A couple of things to note about the code above:

  • We added a __init__ method where we initialize the pipeline once and for the whole lifetime of the deployment.
  • Every class decorated with @serve.deployment gets a bind method that tells Ray Serve to attach our HaystackQA class to a deployment object that we name haystack_deployment. In a moment, when we will start the server process, Ray Serve will pick up the value of this variable.

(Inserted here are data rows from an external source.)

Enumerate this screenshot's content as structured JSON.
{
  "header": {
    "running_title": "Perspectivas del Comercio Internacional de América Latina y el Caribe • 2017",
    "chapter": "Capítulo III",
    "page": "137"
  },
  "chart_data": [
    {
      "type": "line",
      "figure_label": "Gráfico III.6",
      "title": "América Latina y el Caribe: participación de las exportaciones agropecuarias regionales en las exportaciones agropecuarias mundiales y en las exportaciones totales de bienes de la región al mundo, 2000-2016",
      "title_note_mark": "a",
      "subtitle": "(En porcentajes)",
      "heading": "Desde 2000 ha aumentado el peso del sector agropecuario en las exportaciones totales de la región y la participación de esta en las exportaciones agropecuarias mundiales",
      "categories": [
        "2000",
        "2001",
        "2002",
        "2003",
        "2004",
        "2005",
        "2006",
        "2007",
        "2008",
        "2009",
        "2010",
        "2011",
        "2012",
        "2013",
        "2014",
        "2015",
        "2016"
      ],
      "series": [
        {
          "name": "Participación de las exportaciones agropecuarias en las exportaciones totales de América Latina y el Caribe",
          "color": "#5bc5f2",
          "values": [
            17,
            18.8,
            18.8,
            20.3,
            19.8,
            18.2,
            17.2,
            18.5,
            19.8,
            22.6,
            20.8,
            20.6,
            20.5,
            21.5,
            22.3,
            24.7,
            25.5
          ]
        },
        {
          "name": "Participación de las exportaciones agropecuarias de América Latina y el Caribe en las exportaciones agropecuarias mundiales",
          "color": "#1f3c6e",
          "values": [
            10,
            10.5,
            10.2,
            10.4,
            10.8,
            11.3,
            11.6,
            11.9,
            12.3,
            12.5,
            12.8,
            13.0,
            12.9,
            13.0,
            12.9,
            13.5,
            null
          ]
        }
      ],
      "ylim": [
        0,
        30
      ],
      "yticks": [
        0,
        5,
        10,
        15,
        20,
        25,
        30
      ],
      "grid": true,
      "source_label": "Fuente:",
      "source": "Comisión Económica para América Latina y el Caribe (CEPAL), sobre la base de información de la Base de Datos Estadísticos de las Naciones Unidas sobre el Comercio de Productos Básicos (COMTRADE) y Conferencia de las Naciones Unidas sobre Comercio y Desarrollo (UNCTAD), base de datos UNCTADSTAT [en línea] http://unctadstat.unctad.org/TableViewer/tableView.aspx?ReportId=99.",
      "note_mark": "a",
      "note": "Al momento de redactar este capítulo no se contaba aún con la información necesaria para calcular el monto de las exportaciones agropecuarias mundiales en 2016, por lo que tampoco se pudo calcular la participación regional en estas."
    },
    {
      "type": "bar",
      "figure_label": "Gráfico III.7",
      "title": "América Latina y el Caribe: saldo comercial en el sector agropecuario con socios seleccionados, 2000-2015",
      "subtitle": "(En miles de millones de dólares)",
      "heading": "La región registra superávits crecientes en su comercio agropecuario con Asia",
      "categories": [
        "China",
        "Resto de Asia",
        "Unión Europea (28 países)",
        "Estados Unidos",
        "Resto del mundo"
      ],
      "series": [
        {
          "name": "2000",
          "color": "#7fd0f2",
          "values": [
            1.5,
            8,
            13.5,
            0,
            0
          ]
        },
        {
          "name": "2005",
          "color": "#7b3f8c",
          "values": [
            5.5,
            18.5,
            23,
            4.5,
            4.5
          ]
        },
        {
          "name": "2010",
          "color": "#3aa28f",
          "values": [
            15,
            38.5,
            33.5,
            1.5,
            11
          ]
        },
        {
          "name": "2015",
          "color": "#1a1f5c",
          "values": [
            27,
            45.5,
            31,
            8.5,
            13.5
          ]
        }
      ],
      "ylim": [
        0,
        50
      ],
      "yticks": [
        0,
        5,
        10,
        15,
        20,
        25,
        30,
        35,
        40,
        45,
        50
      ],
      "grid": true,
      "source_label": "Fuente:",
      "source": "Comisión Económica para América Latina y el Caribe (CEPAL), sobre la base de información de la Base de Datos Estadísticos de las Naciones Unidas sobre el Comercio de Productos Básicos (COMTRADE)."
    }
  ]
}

The content of the Python file capitals.py is now all we need to “serve” our deployment. Ray Serve can be run from Python directly, but for this example we’ll show how to start the process from the command line, which is closer to what we would do in a production use case. From a shell where the Python environment containing ray is active, you can just run:

serve run capitals:haystack_deployment

You should see several log lines scrolling down in the shell, and if everything went well, a final message Deployed Serve app successfully. will tell us that the deployment is ready to accept connections - we can make a query now. We will use curl but really any HTTP client will work the same. From the command line:

curl -X POST -d "What is the capital of Italy?" http://localhost:8000 

It might take a while to get a response the very first time, while Haystack downloads the model locally, but in the end you should see the response Rome.

Scale the deployment

What we did so far doesn’t look much different from putting a pipeline.run() call behind a REST API, but Ray Serve shines when it’s time to put our pipeline in production. For example, let’s say we want to scale our HaystackQA horizontally to serve multiple requests at once. All we need to do is to change the Python code like this:

@serve.deployment(num_replicas=3)  # this is the only line to change!
class HaystackQA:
    def __init__(self):
			...

We can now stop the server and restart it with the same serve run command: that’s it, we know have 3 instances of our HaystackQA deployment as you can see from the Ray control panel running at http://127.0.0.1:8265/#/actors

In case we want to adapt the number of deployments to the current traffic so we can optimize costs, Ray Serve offers autoscaling out of the box. All we need to change is again the @serve.deployment decorator like this:

@serve.deployment(
    autoscaling_config={
        "min_replicas": 1,
        "initial_replicas": 2,
        "max_replicas": 5,
        "downscale_delay_s": 30,
    }
)
class HaystackQA:
    def __init__(self):
			...

The autoscaling_config parameters are self-explanatory and the docs are very helpful in detailing the logic behind that. In this case we tell Ray Serve that we want to scale up our deployment to up to 5 deployment replicas and scale down to at least 1. We also want to start with 2 replicas and downscale if there’s no activity for 30 seconds. Once again you can observe how this works behind the scenes by starting the server and looking at the dashboard on http://127.0.0.1:8265/#/actors.

What’s next

The deployment strategy we introduced in this article is ok for many use cases ranging from trying out Haystack to demo applications and small POCs, but close readers will note the limit of scaling up and down a whole Haystack pipeline: certain nodes of a pipeline might benefit more than others of horizontal scaling and redundancy, can we do that with Ray Serve? The answer is yes, and we’ll see in an upcoming article how we can split a pipeline into multiple deployments that can be then managed by Ray Serve with different strategies.